From the first tune of CD 1, Piazzolla's unique style of violent aural love making grips the listener. It's suggestive of Picasso's famous La Guernica mural. The music contains the same bold angular frisson, dissonance and superimposed raw emotions, then juxtaposed against steamily lyrical interludes for great intermittent tenderness admittedly missing from the painting. Still, it arose as an image during listening and remains strangely fitting days later. Especially because of the triple charge -- two orchestras, a unique historical encounter, creative tension between audience and performers -- the original shock value inherent in Piazzolla's style is compounded.


He's dredging, like best-forgotten ghosts, Tango's illicit roots back into the harsh light of day; the seedy brothels of Uruguay and Argentina, the poverty, suffering and pugilistic violence that become idealized and romanticized in Pugliese's second half of the concert the way old-time Tango cognoscenti preferred to remember it. Osvaldo's "Miles Davis of Tango" moniker for Piazzolla is uniquely fitting. It captures his insistence on emotional purity, the strip search for what could be discarded as non-essential, whittling the thing proper down to the bare bones. It's not concerned with the prettiness and niceties of love. It's about the primeval forces of lust that caused ancient Gods to rape, plunder and go amok. Compare this to popular sanitized versions of famous Piazzolla tunes. You realize why, in his days, the man was feared as a berserk barbarian. He must have stimulated the kind of attraction lethal accidents provoke on the road - people staring at carnage too fascinated to leave, feeling strangely ill, alive, lucky and ashamed/revolted all at the same time.

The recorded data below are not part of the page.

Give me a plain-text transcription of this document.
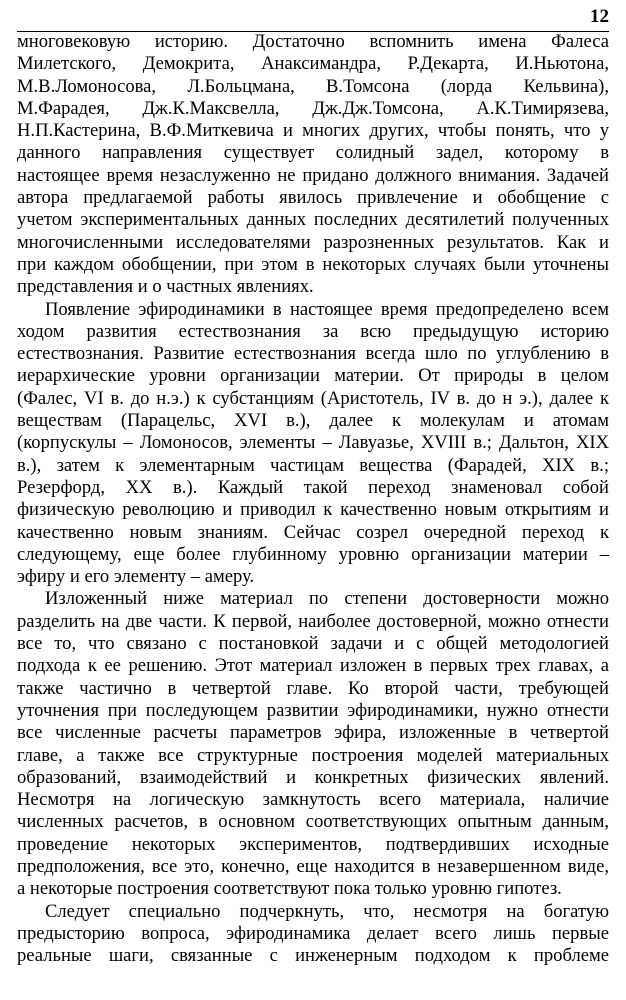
12

многовековую историю. Достаточно вспомнить имена Фалеса
Милетского, Демокрита, Анаксимандра, Р.Декарта, И.Ньютона,
М.В.Ломоносова, Л.Больцмана, В.Томсона (лорда Кельвина),
М.Фарадея, Дж.К.Максвелла, Дж.Дж.Томсона, А.К.Тимирязева,
Н.П.Кастерина, В.Ф.Миткевича и многих других, чтобы понять, что у
данного направления существует солидный задел, которому в
настоящее время незаслуженно не придано должного внимания. Задачей
автора предлагаемой работы явилось привлечение и обобщение с
учетом экспериментальных данных последних десятилетий полученных
многочисленными исследователями разрозненных результатов. Как и
при каждом обобщении, при этом в некоторых случаях были уточнены
представления и о частных явлениях.

Появление эфиродинамики в настоящее время предопределено всем
ходом развития естествознания за всю предыдущую историю
естествознания. Развитие естествознания всегда шло по углублению в
иерархические уровни организации материи. От природы в целом
(Фалес, VI в. до н.э.) к субстанциям (Аристотель, IV в. до н э.), далее к
веществам (Парацельс, XVI в.), далее к молекулам и атомам
(корпускулы – Ломоносов, элементы – Лавуазье, XVIII в.; Дальтон, XIX
в.), затем к элементарным частицам вещества (Фарадей, XIX в.;
Резерфорд, XX в.). Каждый такой переход знаменовал собой
физическую революцию и приводил к качественно новым открытиям и
качественно новым знаниям. Сейчас созрел очередной переход к
следующему, еще более глубинному уровню организации материи –
эфиру и его элементу – амеру.

Изложенный ниже материал по степени достоверности можно
разделить на две части. К первой, наиболее достоверной, можно отнести
все то, что связано с постановкой задачи и с общей методологией
подхода к ее решению. Этот материал изложен в первых трех главах, а
также частично в четвертой главе. Ко второй части, требующей
уточнения при последующем развитии эфиродинамики, нужно отнести
все численные расчеты параметров эфира, изложенные в четвертой
главе, а также все структурные построения моделей материальных
образований, взаимодействий и конкретных физических явлений.
Несмотря на логическую замкнутость всего материала, наличие
численных расчетов, в основном соответствующих опытным данным,
проведение некоторых экспериментов, подтвердивших исходные
предположения, все это, конечно, еще находится в незавершенном виде,
а некоторые построения соответствуют пока только уровню гипотез.

Следует специально подчеркнуть, что, несмотря на богатую
предысторию вопроса, эфиродинамика делает всего лишь первые
реальные шаги, связанные с инженерным подходом к проблеме
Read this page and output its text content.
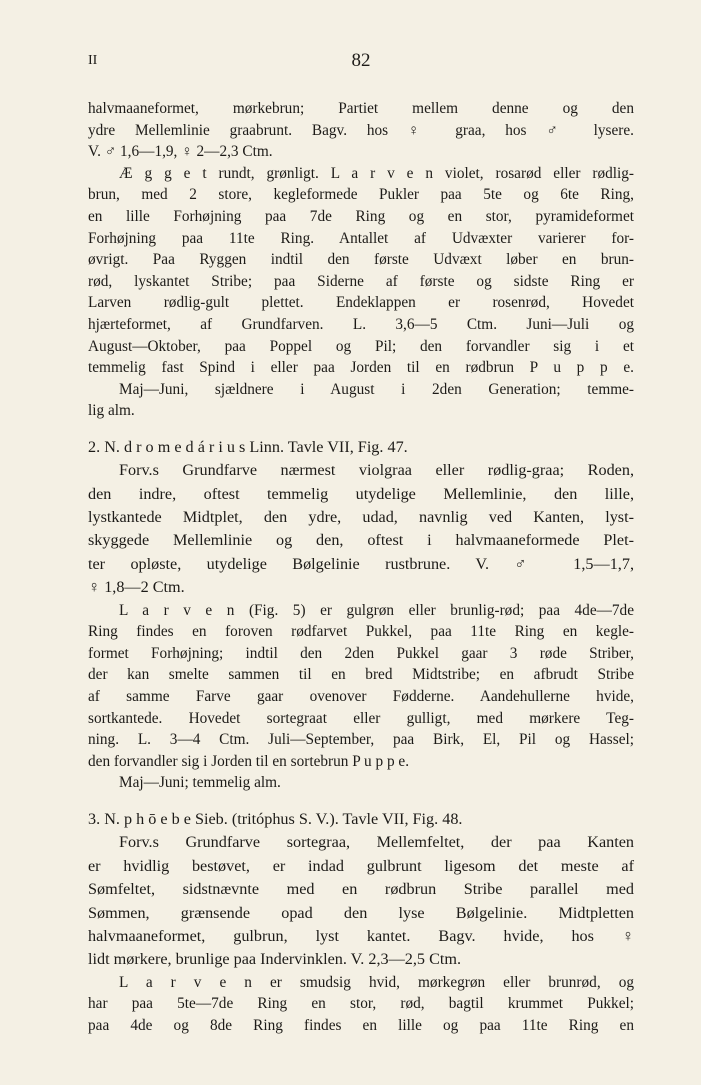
II	82
halvmaaneformet, mørkebrun; Partiet mellem denne og den
ydre Mellemlinie graabrunt. Bagv. hos ♀ graa, hos ♂ lysere.
V. ♂ 1,6—1,9, ♀ 2—2,3 Ctm.
Æ g g e t rundt, grønligt. L a r v e n violet, rosarød eller rødlig-
brun, med 2 store, kegleformede Pukler paa 5te og 6te Ring,
en lille Forhøjning paa 7de Ring og en stor, pyramideformet
Forhøjning paa 11te Ring. Antallet af Udvæxter varierer for-
øvrigt. Paa Ryggen indtil den første Udvæxt løber en brun-
rød, lyskantet Stribe; paa Siderne af første og sidste Ring er
Larven rødlig-gult plettet. Endeklappen er rosenrød, Hovedet
hjærteformet, af Grundfarven. L. 3,6—5 Ctm. Juni—Juli og
August—Oktober, paa Poppel og Pil; den forvandler sig i et
temmelig fast Spind i eller paa Jorden til en rødbrun P u p p e.
Maj—Juni, sjældnere i August i 2den Generation; temme-
lig alm.
2. N. d r o m e d á r i u s Linn. Tavle VII, Fig. 47.
Forv.s Grundfarve nærmest violgraa eller rødlig-graa; Roden,
den indre, oftest temmelig utydelige Mellemlinie, den lille,
lystkantede Midtplet, den ydre, udad, navnlig ved Kanten, lyst-
skyggede Mellemlinie og den, oftest i halvmaaneformede Plet-
ter opløste, utydelige Bølgelinie rustbrune. V. ♂ 1,5—1,7,
♀ 1,8—2 Ctm.
L a r v e n (Fig. 5) er gulgrøn eller brunlig-rød; paa 4de—7de
Ring findes en foroven rødfarvet Pukkel, paa 11te Ring en kegle-
formet Forhøjning; indtil den 2den Pukkel gaar 3 røde Striber,
der kan smelte sammen til en bred Midtstribe; en afbrudt Stribe
af samme Farve gaar ovenover Fødderne. Aandehullerne hvide,
sortkantede. Hovedet sortegraat eller gulligt, med mørkere Teg-
ning. L. 3—4 Ctm. Juli—September, paa Birk, El, Pil og Hassel;
den forvandler sig i Jorden til en sortebrun P u p p e.
Maj—Juni; temmelig alm.
3. N. p h ō e b e Sieb. (tritóphus S. V.). Tavle VII, Fig. 48.
Forv.s Grundfarve sortegraa, Mellemfeltet, der paa Kanten
er hvidlig bestøvet, er indad gulbrunt ligesom det meste af
Sømfeltet, sidstnævnte med en rødbrun Stribe parallel med
Sømmen, grænsende opad den lyse Bølgelinie. Midtpletten
halvmaaneformet, gulbrun, lyst kantet. Bagv. hvide, hos ♀
lidt mørkere, brunlige paa Indervinklen. V. 2,3—2,5 Ctm.
L a r v e n er smudsig hvid, mørkegrøn eller brunrød, og
har paa 5te—7de Ring en stor, rød, bagtil krummet Pukkel;
paa 4de og 8de Ring findes en lille og paa 11te Ring en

One hears the rhythmic obsession of Stravinsky's Sacre, the deconstructionist tendencies of Berlioz, the grandeur of Bartok. In short, you want a raw deal, pun intended? Desire dense? Require shredding bow work, hammered piano cacophony, furiously pumping bellows of multiple bandoneons sighing, breathing and rasping like some demonic forces - Finally Together, Volume I delivers with a rare vengeance. When you finally collapse from sheer emotional exhaustion, Volume II introduces you to the gentler danceable side of Tango. It's every bit as authentic. Just as fittingly, it is dubbed Duke Ellington-ish by Piazzolla himself - for voluptuous arrangements like Ravel, for intellectual esprit and elegance, for more Eros and titillations of foreplay than his own furious finality. The best of the old versus the most daring of the new - in companion volumes no less, shaded by a joined firmament and blessed by the auspiciousness of a unique cultural eclipse. While by now 15 years past, these live recordings let us participate. They become, even to the casual passerby, an unquestionably authentic and intense celebration, of a unique musical vernacular and lifestyle that reached a zenith and apotheosis in that hall in Amsterdam. In short, a landmark watershed recording.